# getting bored with my hair.. :)



## ilovexnerdsx (Aug 29, 2006)

soooo... here's a picture of me and my hair now, it's a dark auburn...







and here's a rough estimate of the color i think i want to dye it now...







now, see, i've dyed my hair from pink to turquoise to black to orange to blonde to red to blahblahblah ive dyed my hair almost EVERYTHING. but i didn't start getting into makeup until my hair was this color (i think) and i'm afraid if i go for bright orange, it'll throw off my makeup.

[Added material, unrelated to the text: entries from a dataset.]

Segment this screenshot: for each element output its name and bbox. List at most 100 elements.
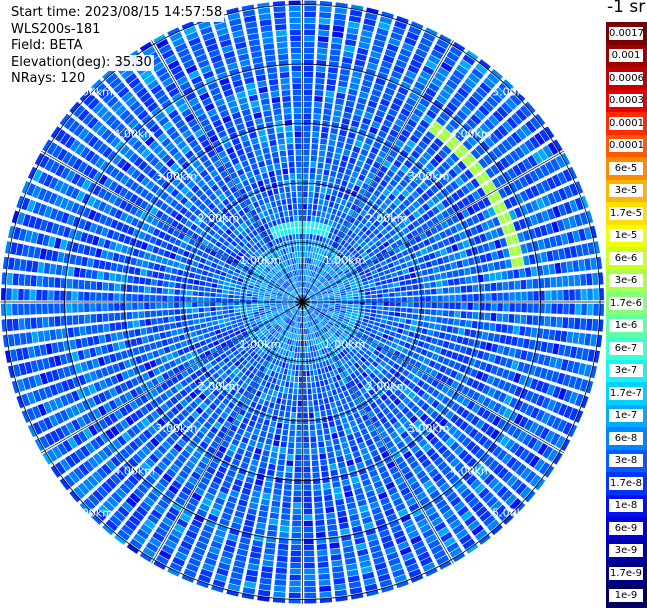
backscatter-cell: [377, 290, 383, 294]
backscatter-cell: [513, 269, 520, 278]
backscatter-cell: [380, 338, 386, 344]
backscatter-cell: [434, 250, 441, 257]
backscatter-cell: [174, 296, 180, 301]
backscatter-cell: [102, 282, 108, 290]
backscatter-cell: [570, 246, 577, 258]
backscatter-cell: [87, 337, 94, 347]
backscatter-cell: [120, 294, 126, 301]
backscatter-cell: [323, 115, 331, 121]
backscatter-cell: [258, 385, 264, 392]
backscatter-cell: [383, 307, 389, 311]
backscatter-cell: [470, 330, 477, 338]
backscatter-cell: [315, 412, 320, 418]
backscatter-cell: [181, 341, 188, 348]
backscatter-cell: [224, 318, 230, 322]
backscatter-cell: [305, 258, 307, 264]
backscatter-cell: [423, 276, 429, 282]
backscatter-cell: [382, 285, 388, 289]
backscatter-cell: [293, 395, 297, 401]
backscatter-cell: [394, 287, 400, 292]
backscatter-cell: [285, 363, 289, 369]
backscatter-cell: [395, 303, 401, 307]
backscatter-cell: [278, 459, 285, 465]
backscatter-cell: [338, 517, 348, 524]
backscatter-cell: [138, 250, 145, 258]
backscatter-cell: [326, 446, 333, 452]
backscatter-cell: [306, 234, 309, 240]
backscatter-cell: [95, 248, 102, 257]
backscatter-cell: [265, 542, 276, 549]
backscatter-cell: [162, 310, 168, 316]
backscatter-cell: [318, 441, 324, 447]
backscatter-cell: [386, 258, 393, 264]
backscatter-cell: [371, 302, 377, 305]
backscatter-cell: [574, 275, 580, 286]
backscatter-cell: [164, 274, 170, 281]
backscatter-cell: [103, 324, 109, 333]
backscatter-cell: [151, 279, 157, 286]
backscatter-cell: [455, 311, 461, 318]
backscatter-cell: [338, 167, 345, 174]
backscatter-cell: [192, 337, 199, 343]
backscatter-cell: [284, 387, 289, 393]
backscatter-cell: [304, 84, 313, 90]
backscatter-cell: [253, 485, 262, 492]
backscatter-cell: [460, 277, 466, 284]
backscatter-cell: [311, 156, 317, 162]
backscatter-cell: [382, 334, 388, 339]
backscatter-cell: [479, 312, 485, 320]
backscatter-cell: [381, 319, 387, 324]
backscatter-cell: [316, 235, 320, 241]
backscatter-cell: [158, 248, 165, 255]
backscatter-cell: [304, 90, 313, 96]
backscatter-cell: [308, 347, 311, 353]
backscatter-cell: [494, 262, 501, 271]
backscatter-cell: [557, 304, 563, 314]
backscatter-cell: [218, 319, 224, 324]
backscatter-cell: [93, 259, 100, 268]
backscatter-cell: [304, 18, 315, 24]
backscatter-cell: [342, 479, 351, 486]
backscatter-cell: [78, 303, 84, 312]
backscatter-cell: [326, 226, 331, 232]
backscatter-cell: [419, 296, 425, 301]
backscatter-cell: [333, 25, 345, 32]
backscatter-cell: [303, 329, 304, 334]
backscatter-cell: [501, 271, 507, 280]
backscatter-cell: [145, 319, 151, 326]
backscatter-cell: [476, 265, 483, 273]
backscatter-cell: [310, 436, 316, 442]
backscatter-cell: [365, 306, 371, 309]
backscatter-cell: [526, 315, 532, 325]
backscatter-cell: [558, 344, 565, 355]
backscatter-cell: [347, 95, 356, 102]
backscatter-cell: [210, 303, 216, 307]
backscatter-cell: [48, 304, 54, 314]
backscatter-cell: [264, 444, 271, 451]
backscatter-cell: [329, 299, 334, 301]
backscatter-cell: [329, 201, 335, 207]
backscatter-cell: [289, 364, 293, 370]
backscatter-cell: [495, 272, 501, 281]
backscatter-cell: [309, 180, 314, 186]
backscatter-cell: [275, 574, 286, 580]
backscatter-cell: [52, 251, 59, 262]
backscatter-cell: [276, 568, 287, 574]
backscatter-cell: [458, 328, 465, 335]
backscatter-cell: [202, 328, 208, 334]
backscatter-cell: [397, 328, 403, 334]
backscatter-cell: [183, 347, 190, 354]
backscatter-cell: [72, 303, 78, 312]
backscatter-cell: [138, 286, 144, 293]
backscatter-cell: [303, 222, 306, 228]
backscatter-cell: [318, 568, 329, 574]
backscatter-cell: [213, 340, 220, 346]
backscatter-cell: [325, 404, 330, 410]
backscatter-cell: [268, 524, 278, 531]
backscatter-cell: [326, 188, 332, 194]
backscatter-cell: [363, 319, 369, 323]
backscatter-cell: [232, 324, 238, 329]
backscatter-cell: [310, 346, 313, 352]
backscatter-cell: [138, 303, 144, 310]
backscatter-cell: [325, 501, 334, 507]
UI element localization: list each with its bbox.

or should i just re-dye it auburn, but with a bit more red this time...? everytime i think i've decided on which one, i want to go for the other one :/

this is maybe what i'm thinking when i say 'with more red'




(yes i have a girlcrush on kari byron, sue me 
	

	
	
		
		

		
		
	


	




)

so what do you guys think?


----------



## JJones (Aug 29, 2006)

-


----------



## Jaim (Sep 1, 2006)

Mythbusters! Ha ha. 

Dye your hair any color you want, don't worry about makeup. 
	

	
	
		
		

		
		
	


	




 I freakin love red hair!!


----------



## Dreamergirl3 (Sep 1, 2006)

i think a color like Kari's would look fantastic on you! I say go for it


----------